Mr. Speaker, I noticed in the fairly fine speech by the member from the Bloc that he detracted from his argument in regard to enforcement, the strength of that enforcement and whether we should continue to fight the use of drugs.
He also talked about former President Reagan trying to fight drugs and President Bush continuing the fight on drugs in the United States through a hard enforcement action. However he failed to mention people like Bill Clinton who did not do anything either. The fight on drugs was ongoing while Bill Clinton was the president.
Does the member believe that it is just individual political people who are causing the problem or is it the United States as a whole? I think he should clarify that.
The second point concerns what has happened in Vancouver. I do not know whether Montreal is going the same way but in Vancouver the municipality and possibly the province decided that we needed to have safe injection sites so people could use whatever drugs they wanted, in particular heroin but also marijuana, free from police activity.

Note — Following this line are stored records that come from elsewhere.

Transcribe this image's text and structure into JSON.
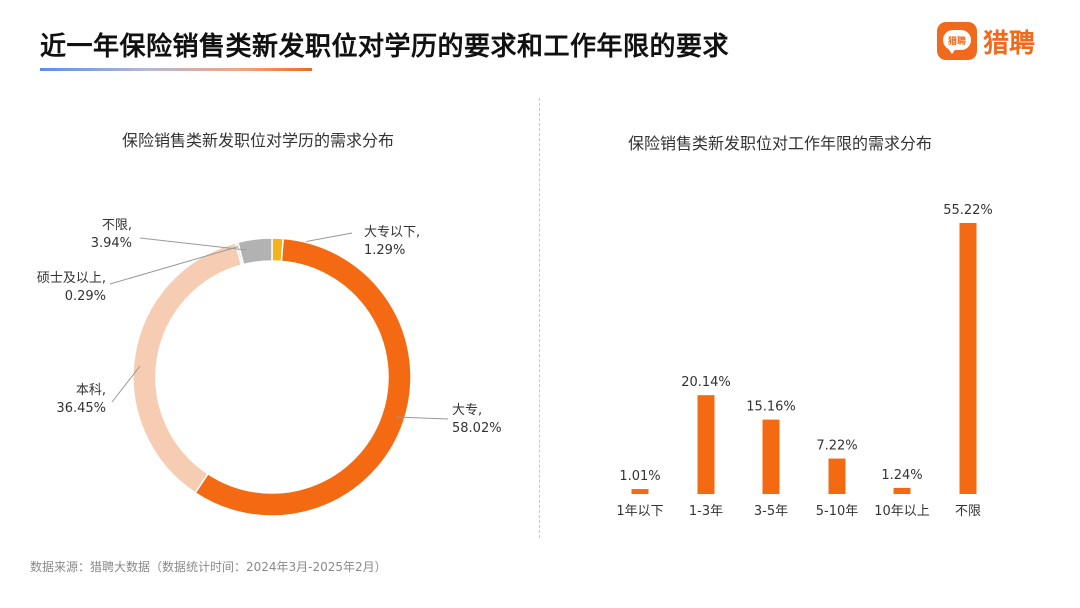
{
  "header": {
    "title": "近一年保险销售类新发职位对学历的要求和工作年限的要求",
    "brand_name": "猎聘",
    "brand_icon_text": "猎聘"
  },
  "colors": {
    "accent": "#f06a1d",
    "bar": "#f46a12"
  },
  "footer": {
    "source": "数据来源：猎聘大数据（数据统计时间：2024年3月-2025年2月）"
  },
  "chart_data": [
    {
      "type": "pie",
      "title": "保险销售类新发职位对学历的需求分布",
      "slices": [
        {
          "label": "大专以下,",
          "pct": "1.29%",
          "value": 1.29,
          "color": "#f2b31a"
        },
        {
          "label": "大专,",
          "pct": "58.02%",
          "value": 58.02,
          "color": "#f46a12"
        },
        {
          "label": "本科,",
          "pct": "36.45%",
          "value": 36.45,
          "color": "#f6cdb3"
        },
        {
          "label": "硕士及以上,",
          "pct": "0.29%",
          "value": 0.29,
          "color": "#e0e0e0"
        },
        {
          "label": "不限,",
          "pct": "3.94%",
          "value": 3.94,
          "color": "#b2b2b2"
        }
      ]
    },
    {
      "type": "bar",
      "title": "保险销售类新发职位对工作年限的需求分布",
      "categories": [
        "1年以下",
        "1-3年",
        "3-5年",
        "5-10年",
        "10年以上",
        "不限"
      ],
      "values": [
        1.01,
        20.14,
        15.16,
        7.22,
        1.24,
        55.22
      ],
      "value_labels": [
        "1.01%",
        "20.14%",
        "15.16%",
        "7.22%",
        "1.24%",
        "55.22%"
      ]
    }
  ]
}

It sounded like a good idea but the United Nations and the World Health Organization, or the committees that work on drugs, said that Canada was not only contravening international standards and regulations in regard to setting up drug use centres but that it was a bad idea. The World Health Organization and the United Nations have said that drugs are bad and that their use needs to be fought. Why would the member argue that drugs should be more readily available and allow everybody to use them if they want?